A proposta 680/2020 apresentada na reunião da Câmara Municipal de Lisboa (CML) do passado dia 12 de novembro, subscrita pelo vereador Ricardo Veludo, responsável pelo pelouro do Urbanismo, foi aprovada com os votos a favor do PS, PSD e CDS e a abstenção do BE. Apenas teve os votos contra do PCP.
Tratou-se da aprovação do projeto de arquitetura de obras de alterações com ampliação para os imóveis do quarteirão delimitado pela Praça da Figueira, Rua do Amparo, Rua da Betesga e Praça D. Pedro IV, conhecido pelo “quarteirão da Suíça”, designação que lhe é dada por ter sido naquele local, esquina com a Rua do Amparo, que esteve instalada desde 1922 a Pastelaria Suíça.
O projeto aprovado foi submetido à CML pela empresa JCKL Portugal – Investimentos Imobiliários Lda, representante da imobiliária espanhola Mabel Capital, na qualidade de proprietária daquele conjunto composto por quatro imóveis com frentes para o Rossio e Praça da Figueira, adquiridos em 2018 à Sociedade Hoteleira Seoane por 68 milhões de euros.
A Seoane chegou a ter um projeto aprovado em 2009 para aquele quarteirão, um hotel de 5 estrelas com 106 quartos, mas que foi contestado pelo movimento Cidadãos por Lisboa (CPL) através da vereadora Helena Roseta por aumentar a pressão turística e excluir habitação, e que acabou por não ser concretizado.
O projeto agora aprovado pela CML para o “quarteirão da Suíça” preconiza que os cerca de 10.000 m2 em superfície de pavimento sejam para a instalação de quatro unidades comerciais e de uma unidade de serviços no piso em sótão, sem qualquer área dedicada a habitação.
Com a aprovação desta operação urbanística de reabilitação, considerada “uma intervenção com impacte relevante e/ou semelhante a uma operação de loteamento”, o PS não cumpre o acordo estabelecido para o Executivo municipal entre o BE e o PS, na sequência das eleições autárquicas de 2017, que prevê, no ponto F-1 d), uma “percentagem mínima de 25% do edificado, nas novas construções ou operações de reabilitação, destinada a habitação a custos controlados.”

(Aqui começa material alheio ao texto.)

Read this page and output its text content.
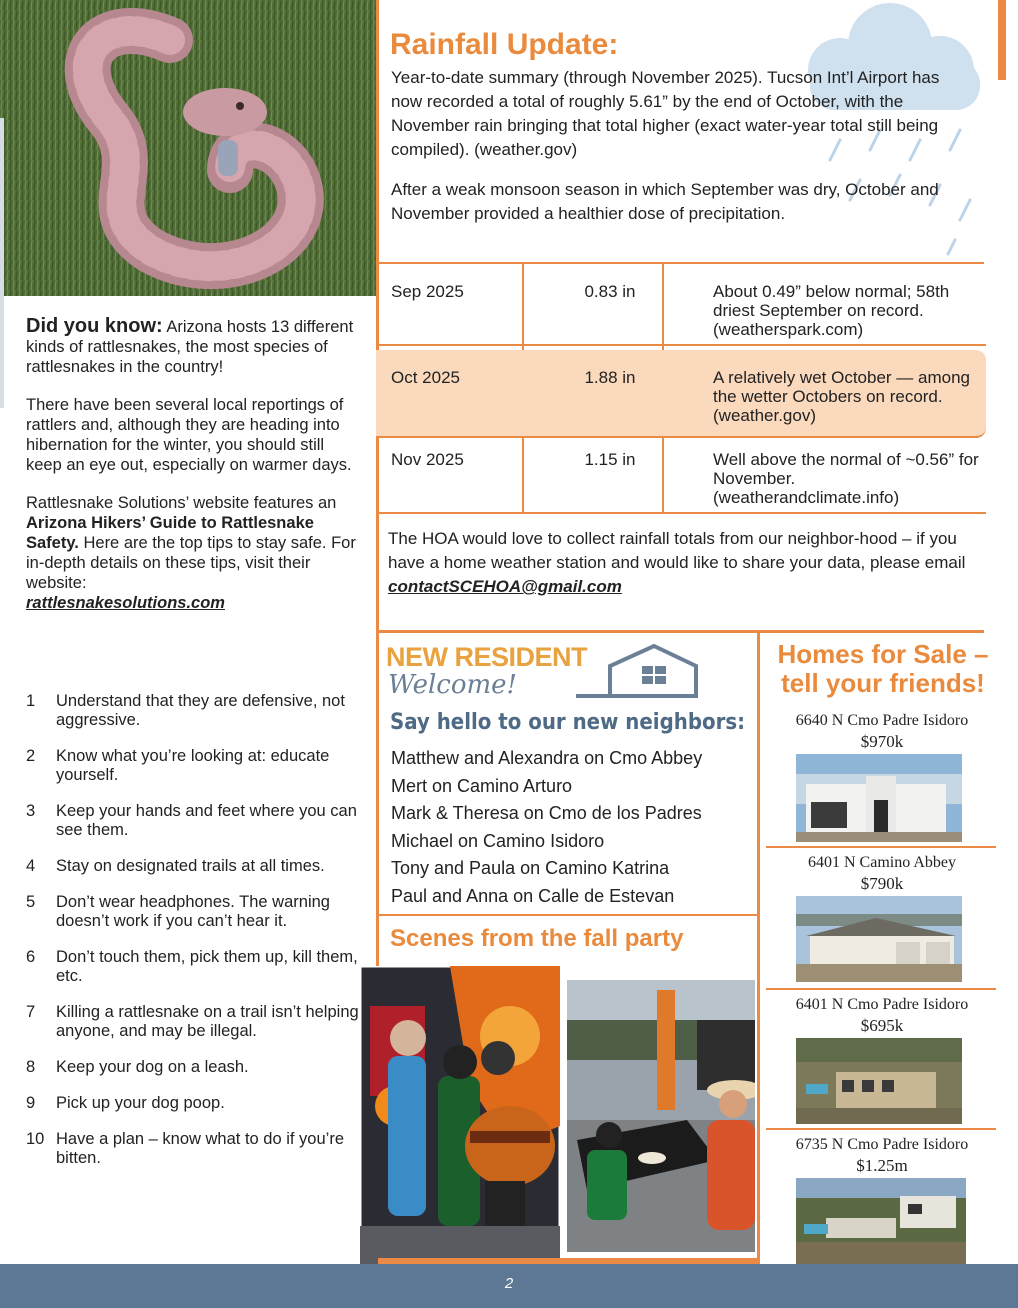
Did you know: Arizona hosts 13 different kinds of rattlesnakes, the most species of rattlesnakes in the country!

There have been several local reportings of rattlers and, although they are heading into hibernation for the winter, you should still keep an eye out, especially on warmer days.

Rattlesnake Solutions’ website features an Arizona Hikers’ Guide to Rattlesnake Safety. Here are the top tips to stay safe. For in-depth details on these tips, visit their website:
rattlesnakesolutions.com

1	Understand that they are defensive, not aggressive.
2	Know what you’re looking at: educate yourself.
3	Keep your hands and feet where you can see them.
4	Stay on designated trails at all times.
5	Don’t wear headphones. The warning doesn’t work if you can’t hear it.
6	Don’t touch them, pick them up, kill them, etc.
7	Killing a rattlesnake on a trail isn’t helping anyone, and may be illegal.
8	Keep your dog on a leash.
9	Pick up your dog poop.
10 Have a plan – know what to do if you’re bitten.
Rainfall Update:

Year-to-date summary (through November 2025). Tucson Int’l Airport has now recorded a total of roughly 5.61” by the end of October, with the November rain bringing that total higher (exact water-year total still being compiled). (weather.gov)

After a weak monsoon season in which September was dry, October and November provided a healthier dose of precipitation.

Sep 2025	0.83 in	About 0.49” below normal; 58th driest September on record. (weatherspark.com)
Oct 2025	1.88 in	A relatively wet October — among the wetter Octobers on record. (weather.gov)
Nov 2025	1.15 in	Well above the normal of ~0.56” for November. (weatherandclimate.info)
The HOA would love to collect rainfall totals from our neighbor-hood – if you have a home weather station and would like to share your data, please email contactSCEHOA@gmail.com
NEW RESIDENT
Welcome!
Say hello to our new neighbors:
Matthew and Alexandra on Cmo Abbey
Mert on Camino Arturo
Mark & Theresa on Cmo de los Padres
Michael on Camino Isidoro
Tony and Paula on Camino Katrina
Paul and Anna on Calle de Estevan
Scenes from the fall party
Homes for Sale –
tell your friends!
6640 N Cmo Padre Isidoro
$970k
6401 N Camino Abbey
$790k
6401 N Cmo Padre Isidoro
$695k
6735 N Cmo Padre Isidoro
$1.25m
2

A função habitacional ficou completamente excluída do projeto para o “quarteirão da Suíça”, apesar de o Plano de Pormenor de Salvaguarda da Baixa Pombalina (PPSBP) indicar que “os pisos superiores destinam-se, preferencialmente, ao uso habitacional e serviços” (nº 2, art.º 17º do PPSBP). A proposta do promotor aprovada pela CML não tem qualquer preocupação com a função habitacional, essencial para uma real regeneração e requalificação urbanas da Baixa e para o desenho de uma cidade vivida quotidianamente pelos seus moradores, multifuncional e não gentrificada.
São apenas os grandes interesses imobiliários e especulativos que presidem à proposta da imobiliária JCKL que, deste modo, concentra a operação numa nova grande superfície comercial na expetativa da obtenção e otimização de lucros mais elevados. A CML, através de instrumento de gestão territorial, como o PPSBP, ou de um caderno de encargos com contrapartidas negociadas com o promotor, tinha a obrigação, em nome do interesse público, de garantir que o projeto para o “quarteirão da Suíça” contribuísse para o aumento da oferta de habitação, combatesse o despovoamento do centro histórico, apoiasse a instalação de comércio tradicional e ajudasse à revitalização do conjunto histórico da Baixa Pombalina, incluída em Área de Reabilitação Urbana.
A esquerda não se pode demitir do combate pela cidade democrática em vez da cidade ao serviço do mercado e da especulação imobiliária, ainda para mais quando há um acordo político que é também um compromisso com os munícipes que tem de ser cumprido e que estabelece um compromisso sobre matérias urbanísticas que são gravemente alienadas no projeto aprovado.
É um combate difícil, de facto, mas que é central para uma proposta de esquerda alternativa, democrática, anti neoliberal e pelo direito à cidade. Desde logo assumindo os seus compromissos e exigindo que os compromissos políticos do PS, como condição de sustentabilidade maioritária do Executivo municipal, também sejam respeitados.